Wayne Stevenson has retired as director of tax equalization for Pierce County. He was appointed to be the county assessor 19 years ago. Later, city assessor was added to his job about three years later, and he has served as both ever since.
His job was to value properties in Rugby and in Pierce County. He said he was more of a supervisor of assessments, as he worked with township officers.
“I enjoyed working with the townships,” said Stevenson.
Assessing property means that the property has to be measured, its age noted, the style of a home if a home is on the property, and condition of the home. Then he looks back at comparison properties to help cement his decision.
“The most challenging part of the job is the grey areas which are left up to the assessor’s interpretation,” said Stevenson.
After awhile on the job, his experience guided his decisions.
Stevenson had to be certified and earned 190 continuing education credits in the first three years after being appointed to the job. After the initial 190 credits, he had to earn 40 credits every three years to maintain certification.
He worked with several different county commissioner boards and he enjoyed working with them all.
In mid January each year, he would assess properties and had to submit the value of homes for the upcoming tax year. It took about six weeks to complete.
In the course of his career, he submitted many statistical reports to the state. His degree in business economics from NDSU helped in this career choice.
He was farming in 1993 and was looking for a part-time job that would go with farming. The job of tax equalization director came up and he was told it would be no more than four days a week. Since, he could fit it in with farming, he decided to take the job.
Most of the time it was a part time job, but in 1996 the Federal Emergency Management Agency (FEMA) added to his work load.
“There was a lot of paperwork,” said Stevenson.

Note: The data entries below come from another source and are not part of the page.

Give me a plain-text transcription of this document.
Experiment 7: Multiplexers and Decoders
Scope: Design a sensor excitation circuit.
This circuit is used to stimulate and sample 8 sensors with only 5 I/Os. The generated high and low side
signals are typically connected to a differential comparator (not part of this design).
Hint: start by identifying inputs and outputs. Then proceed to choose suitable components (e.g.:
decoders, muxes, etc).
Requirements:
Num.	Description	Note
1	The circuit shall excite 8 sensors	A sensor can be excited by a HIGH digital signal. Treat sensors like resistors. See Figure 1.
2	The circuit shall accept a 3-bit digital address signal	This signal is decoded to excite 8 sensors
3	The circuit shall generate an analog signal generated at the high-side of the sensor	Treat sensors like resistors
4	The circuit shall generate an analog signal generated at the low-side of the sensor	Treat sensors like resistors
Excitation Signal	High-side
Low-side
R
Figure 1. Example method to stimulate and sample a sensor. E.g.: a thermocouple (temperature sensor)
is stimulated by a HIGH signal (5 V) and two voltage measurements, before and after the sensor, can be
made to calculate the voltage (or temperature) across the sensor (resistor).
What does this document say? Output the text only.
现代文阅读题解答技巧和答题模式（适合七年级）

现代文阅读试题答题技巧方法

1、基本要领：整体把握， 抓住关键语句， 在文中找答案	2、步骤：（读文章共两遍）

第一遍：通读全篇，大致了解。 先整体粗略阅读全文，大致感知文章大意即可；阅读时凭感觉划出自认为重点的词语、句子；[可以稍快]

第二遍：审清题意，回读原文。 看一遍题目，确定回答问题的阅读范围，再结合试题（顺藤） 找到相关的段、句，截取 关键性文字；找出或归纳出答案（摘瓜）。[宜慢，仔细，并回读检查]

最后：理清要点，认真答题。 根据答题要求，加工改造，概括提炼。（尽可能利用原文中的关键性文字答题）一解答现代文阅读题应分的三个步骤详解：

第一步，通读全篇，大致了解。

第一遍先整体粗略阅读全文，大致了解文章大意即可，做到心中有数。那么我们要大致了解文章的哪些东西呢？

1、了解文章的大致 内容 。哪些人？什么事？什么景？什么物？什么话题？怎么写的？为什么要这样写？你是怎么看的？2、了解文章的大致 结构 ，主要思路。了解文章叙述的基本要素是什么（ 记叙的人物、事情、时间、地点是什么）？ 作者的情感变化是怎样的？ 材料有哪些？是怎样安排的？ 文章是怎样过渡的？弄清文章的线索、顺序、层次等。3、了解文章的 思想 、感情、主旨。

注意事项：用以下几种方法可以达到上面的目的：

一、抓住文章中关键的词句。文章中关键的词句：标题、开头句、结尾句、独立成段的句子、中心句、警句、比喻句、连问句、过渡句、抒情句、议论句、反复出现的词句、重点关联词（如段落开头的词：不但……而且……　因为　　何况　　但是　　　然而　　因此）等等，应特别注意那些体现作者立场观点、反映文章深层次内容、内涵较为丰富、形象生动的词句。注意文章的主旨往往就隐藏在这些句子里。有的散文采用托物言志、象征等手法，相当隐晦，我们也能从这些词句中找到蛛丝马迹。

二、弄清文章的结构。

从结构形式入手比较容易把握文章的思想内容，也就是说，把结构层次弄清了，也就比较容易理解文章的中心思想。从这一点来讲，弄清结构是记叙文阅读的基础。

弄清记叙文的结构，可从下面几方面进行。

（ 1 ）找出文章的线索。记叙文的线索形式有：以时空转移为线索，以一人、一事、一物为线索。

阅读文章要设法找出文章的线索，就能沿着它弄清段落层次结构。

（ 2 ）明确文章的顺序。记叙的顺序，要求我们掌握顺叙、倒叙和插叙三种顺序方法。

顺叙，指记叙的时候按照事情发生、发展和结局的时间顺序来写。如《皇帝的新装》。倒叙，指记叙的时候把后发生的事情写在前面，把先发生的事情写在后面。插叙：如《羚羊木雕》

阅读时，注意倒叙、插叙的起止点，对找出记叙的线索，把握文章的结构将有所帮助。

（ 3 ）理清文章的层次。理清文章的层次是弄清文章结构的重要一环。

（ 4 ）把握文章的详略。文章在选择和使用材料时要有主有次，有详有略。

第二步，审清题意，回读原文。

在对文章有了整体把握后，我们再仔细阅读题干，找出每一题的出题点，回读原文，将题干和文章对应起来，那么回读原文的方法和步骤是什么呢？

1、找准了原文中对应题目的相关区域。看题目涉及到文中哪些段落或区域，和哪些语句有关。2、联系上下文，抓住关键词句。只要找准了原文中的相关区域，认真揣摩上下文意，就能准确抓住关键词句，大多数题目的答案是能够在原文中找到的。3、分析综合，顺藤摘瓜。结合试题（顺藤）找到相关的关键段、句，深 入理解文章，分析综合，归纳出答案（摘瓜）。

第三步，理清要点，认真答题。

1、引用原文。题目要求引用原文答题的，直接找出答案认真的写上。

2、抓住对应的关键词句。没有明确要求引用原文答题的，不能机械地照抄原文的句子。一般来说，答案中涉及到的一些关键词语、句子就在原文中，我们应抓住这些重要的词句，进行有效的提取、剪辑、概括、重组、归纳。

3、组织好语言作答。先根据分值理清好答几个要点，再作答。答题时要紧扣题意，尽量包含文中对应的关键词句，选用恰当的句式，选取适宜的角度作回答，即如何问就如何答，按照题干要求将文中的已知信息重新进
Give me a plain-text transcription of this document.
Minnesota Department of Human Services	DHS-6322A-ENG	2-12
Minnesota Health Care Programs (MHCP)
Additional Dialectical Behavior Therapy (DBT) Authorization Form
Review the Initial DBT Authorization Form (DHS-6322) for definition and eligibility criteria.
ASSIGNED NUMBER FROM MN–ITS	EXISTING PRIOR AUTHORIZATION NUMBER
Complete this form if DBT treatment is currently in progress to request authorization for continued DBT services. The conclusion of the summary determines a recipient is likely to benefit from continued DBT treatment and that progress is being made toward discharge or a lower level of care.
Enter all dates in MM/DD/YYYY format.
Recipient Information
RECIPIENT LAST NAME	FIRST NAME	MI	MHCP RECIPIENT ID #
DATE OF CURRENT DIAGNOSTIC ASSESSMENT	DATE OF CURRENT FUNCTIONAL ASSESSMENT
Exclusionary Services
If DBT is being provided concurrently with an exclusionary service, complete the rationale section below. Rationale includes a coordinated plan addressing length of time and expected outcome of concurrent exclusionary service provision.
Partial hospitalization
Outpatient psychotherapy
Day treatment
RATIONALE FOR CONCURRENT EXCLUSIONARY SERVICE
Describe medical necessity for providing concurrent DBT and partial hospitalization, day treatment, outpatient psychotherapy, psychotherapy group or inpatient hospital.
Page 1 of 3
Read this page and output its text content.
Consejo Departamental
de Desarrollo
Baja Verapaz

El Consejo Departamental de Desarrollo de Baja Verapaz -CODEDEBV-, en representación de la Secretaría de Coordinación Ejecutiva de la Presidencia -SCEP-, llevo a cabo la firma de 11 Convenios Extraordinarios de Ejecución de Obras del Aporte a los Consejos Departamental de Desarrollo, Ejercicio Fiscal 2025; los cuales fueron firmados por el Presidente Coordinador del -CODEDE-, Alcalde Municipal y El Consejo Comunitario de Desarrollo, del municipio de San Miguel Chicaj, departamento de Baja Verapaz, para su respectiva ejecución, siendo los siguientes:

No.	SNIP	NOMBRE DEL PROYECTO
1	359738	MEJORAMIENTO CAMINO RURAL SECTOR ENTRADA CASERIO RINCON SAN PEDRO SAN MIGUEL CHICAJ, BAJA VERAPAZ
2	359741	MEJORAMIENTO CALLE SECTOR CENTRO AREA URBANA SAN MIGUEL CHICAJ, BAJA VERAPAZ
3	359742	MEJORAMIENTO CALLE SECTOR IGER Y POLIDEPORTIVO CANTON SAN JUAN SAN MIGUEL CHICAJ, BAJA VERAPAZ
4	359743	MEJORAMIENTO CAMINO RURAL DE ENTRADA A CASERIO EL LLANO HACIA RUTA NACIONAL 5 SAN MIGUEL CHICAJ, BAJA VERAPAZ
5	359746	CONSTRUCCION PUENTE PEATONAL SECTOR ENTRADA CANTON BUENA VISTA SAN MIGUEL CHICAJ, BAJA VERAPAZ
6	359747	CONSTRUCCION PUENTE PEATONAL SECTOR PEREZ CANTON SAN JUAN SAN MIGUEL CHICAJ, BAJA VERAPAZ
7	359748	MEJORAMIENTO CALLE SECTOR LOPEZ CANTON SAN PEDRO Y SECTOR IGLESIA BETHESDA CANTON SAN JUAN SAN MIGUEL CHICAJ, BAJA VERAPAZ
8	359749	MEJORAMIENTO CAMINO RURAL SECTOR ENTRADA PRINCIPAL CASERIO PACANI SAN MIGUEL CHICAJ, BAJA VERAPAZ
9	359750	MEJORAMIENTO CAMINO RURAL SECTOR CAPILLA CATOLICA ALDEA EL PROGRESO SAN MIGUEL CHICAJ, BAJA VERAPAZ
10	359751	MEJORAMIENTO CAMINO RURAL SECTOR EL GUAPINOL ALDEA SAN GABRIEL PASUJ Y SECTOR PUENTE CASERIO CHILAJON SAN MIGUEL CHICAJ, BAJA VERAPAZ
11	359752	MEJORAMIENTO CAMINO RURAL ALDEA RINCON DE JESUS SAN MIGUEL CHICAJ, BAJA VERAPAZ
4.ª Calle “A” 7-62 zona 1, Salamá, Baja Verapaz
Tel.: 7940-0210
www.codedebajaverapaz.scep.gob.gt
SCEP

He was the administrator of the Pierce County Planning and Zoning Board. He was a member of the State Board of Equalization and the ND Association of Assessing Officers. These organizations added more meetings for Stevenson so he was always kept busy.
Now, after serving to the best of his ability and with integrity, Stevenson has retired. He and his wife, Toni, who just stepped down from her interim position as librarian at the Heart of America Library, plan to try wintering in Arizona for a couple of months of the year. He also enjoys fishing and golfing and plans to do more of both. Their son, Eric, is a diesel mechanic at Caterpillar in Williston.